The echoes of the Terri Schiavo case are still being heard here in Florida. Michael Schiavo is fighting back against the politicians in Florida who exploited his wife for their own political gain, and doing a little politicking of his own.
CLEARWATER, Fla. — The curtains are still drawn tight at Michael Schiavo’s home on a quiet cul-de-sac here, and in some ways he remains as private and unknowable as when his wife Terri was the focus of a fervent national debate last year about life and death.

Yet Mr. Schiavo, who won a scorching legal battle to remove his brain-damaged wife’s feeding tube, also remains furious at lawmakers in Tallahassee and Washington who intervened in the case. Hence the creation last winter of TerriPAC, a federal political action committee aimed against politicians who tried to stop Ms. Schiavo’s death, and the debut of Mr. Schiavo, a newly remarried, self-described normal guy, as a political weapon in this year’s midterm elections.

[...]

Mr. Schiavo’s PAC has made no direct solicitations, but it has raised more than $26,000 in eight months, mostly in contributions of $100 or less made through its Web site, www.terripac.com. The committee is nearly broke at the moment, having contributed a total $4,000 to five Democratic candidates in Florida, Colorado and Texas and spent most of the rest on travel, Web site design and production of a video to help with fund-raising down the road.
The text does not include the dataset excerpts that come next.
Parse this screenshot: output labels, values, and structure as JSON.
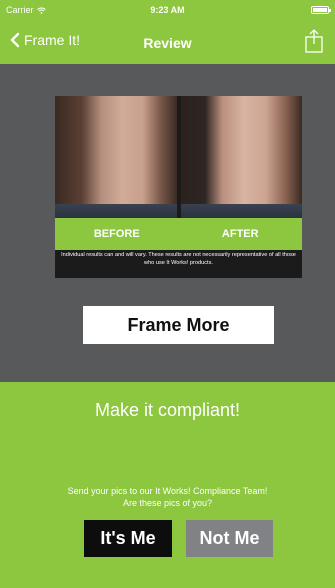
{
  "status_bar": {
    "carrier": "Carrier",
    "time": "9:23 AM"
  },
  "nav": {
    "back_label": "Frame It!",
    "title": "Review"
  },
  "photo": {
    "before_label": "BEFORE",
    "after_label": "AFTER",
    "disclaimer": "Individual results can and will vary. These results are not necessarily representative of all those who use It Works! products."
  },
  "actions": {
    "frame_more_label": "Frame More"
  },
  "compliance": {
    "title": "Make it compliant!",
    "prompt_line1": "Send your pics to our It Works! Compliance Team!",
    "prompt_line2": "Are these pics of you?",
    "yes_label": "It's Me",
    "no_label": "Not Me"
  },
  "colors": {
    "brand_green": "#8dc63f",
    "panel_gray": "#58595b",
    "button_black": "#0d0d0d",
    "button_gray": "#808285"
  },
  "icons": {
    "back": "chevron-left-icon",
    "share": "share-icon",
    "wifi": "wifi-icon",
    "battery": "battery-icon"
  }
}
“We are not a big financially powerful PAC yet,” said Derek Newton, a Democratic consultant in Miami who sold Mr. Schiavo on the PAC and now serves as its director. “We are just looking at what makes sense and how we can do it.”

[...]

Mr. Schiavo, who switched his voter registration to Democrat from Republican last year, said people had asked him repeatedly to run for office after his wife’s death.

But while the prospect holds allure, he said he was content with a lower-key role for now. He married Jodi Centonze, whom he met and started dating three years after Ms. Schiavo’s collapse, in January. He works three 12-hour shifts a week as a nursing supervisor at the Pinellas County Jail and helps raise his children, Olivia, 3, and Nicholas, 2.

“Maybe down the road,” he said of becoming a political candidate. “Maybe when everybody understands and everything is fixed.”